Event Date: 30 April 2014
The Institute of Advanced Study
Millburn Hill Road
University of Warwick Science Park
The Kent Law School presents:
An ESRC Seminar Series
Seminar 4: Protest, Precarisation, Possibility
Increasingly, private law appears in the the government of unruly political movement and resistance – through the privatisation of public space and the designation of protest as trespass; through the contractualisation of public services and the discipline of labour; through the generation of private spheres where government power is deployed in unanticipated ways. How should we characterise the experience of government through private law? What vulnerabilities does private law highlight in those it governs? To what extent does private law confer overlooked capacities on troublesome actors, which can generate new strategies of resistance?
Brenna Bhandar – Private Publics: juridical conceptions of the public good
The concept of the public, particularly as it relates to the notion of public interest, is amorphous; its meaning and contours ill defined. The concept of the public appears in the guise of the public interest, informing both criminal and civil law, and government policy. The concept of the public good undergirds social welfare law; and the notion of public benefit defines the parameters in which Third Sector private institutions can benefit from state subsidies. In the face of legal judgments that justify punitive police action and harsh sentencing on the basis of “public interest”, one may well wonder who and what constitute this “public”, and whose interests are being defended. The notion of the public as a particular constituency of citizens and non-citizens, as the space that shapes public action, discourse and politics, is a commonly held perception, perhaps even an expectation, that apparently has little to do with the juridical contours of this concept.
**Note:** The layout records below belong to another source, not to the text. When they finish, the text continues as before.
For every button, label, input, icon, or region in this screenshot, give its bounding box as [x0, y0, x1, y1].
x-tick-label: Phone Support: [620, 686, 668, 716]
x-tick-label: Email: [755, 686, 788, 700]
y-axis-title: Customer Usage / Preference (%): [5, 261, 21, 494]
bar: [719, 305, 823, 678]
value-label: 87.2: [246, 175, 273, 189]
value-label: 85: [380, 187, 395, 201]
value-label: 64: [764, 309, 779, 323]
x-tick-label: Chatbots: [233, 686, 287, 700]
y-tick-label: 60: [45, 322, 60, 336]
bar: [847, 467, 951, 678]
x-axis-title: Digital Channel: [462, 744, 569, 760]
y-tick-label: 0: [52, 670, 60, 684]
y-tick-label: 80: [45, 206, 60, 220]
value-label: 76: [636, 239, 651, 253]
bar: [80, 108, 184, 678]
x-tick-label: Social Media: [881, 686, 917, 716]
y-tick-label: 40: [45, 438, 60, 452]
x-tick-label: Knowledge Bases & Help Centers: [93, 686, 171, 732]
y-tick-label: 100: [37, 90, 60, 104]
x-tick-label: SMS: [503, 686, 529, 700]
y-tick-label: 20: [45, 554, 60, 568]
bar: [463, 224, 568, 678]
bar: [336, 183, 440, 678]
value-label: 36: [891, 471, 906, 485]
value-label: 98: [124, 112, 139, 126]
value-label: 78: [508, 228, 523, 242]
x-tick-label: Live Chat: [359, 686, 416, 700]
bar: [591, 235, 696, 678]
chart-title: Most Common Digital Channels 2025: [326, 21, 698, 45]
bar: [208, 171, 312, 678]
In this paper, I argue that the predominant notion of the public historically developed in the common law tradition is reminiscent of the agora (as a public and political space open to male landowners and the elite) rather than a commons. The public, with the brief exception of state social welfare policies, has historically made reference to landowners in 18th and 19th century parlance, and in a contemporary idiom, the tax-paying and employed classes. I argue that there are four broadly identifiable categories of “public” that primarily revolve around the need to secure private rights (namely property, but others parasitic on property, such as privacy). The first category includes public interest and public immunity as it relates to governance. Putting a break on state action that might breach the public interest, defined by such things as the right to privacy, this notion of ‘the public’ posits the state in opposition to a public defined by private, individual concerns. The second category includes a concept of the public that is negatively defined as a threat to private interests and state security, embodied in public offences and order legislation, and is primarily concerned with police powers. The third category includes a notion of the public defined by universal access to education, health and housing. In this third category, I argue that we witnessed a short-lived but social democratic and progressive conceptualisation of the public good, which lasted approximately 40 to 50 years during the 20th century. The fourth and final category relates to the charitable concept of public benefit, where the concept of the public includes (and indeed, promotes) the private interests of the wealthy. Public in the charitable law context is juxtaposed with another category, that of the poor. This general taxonomy of different concepts of the ‘public’ demonstrates how “public interest” has overwhelmingly been shaped by the desire to protect and securitise variously inflected private interests.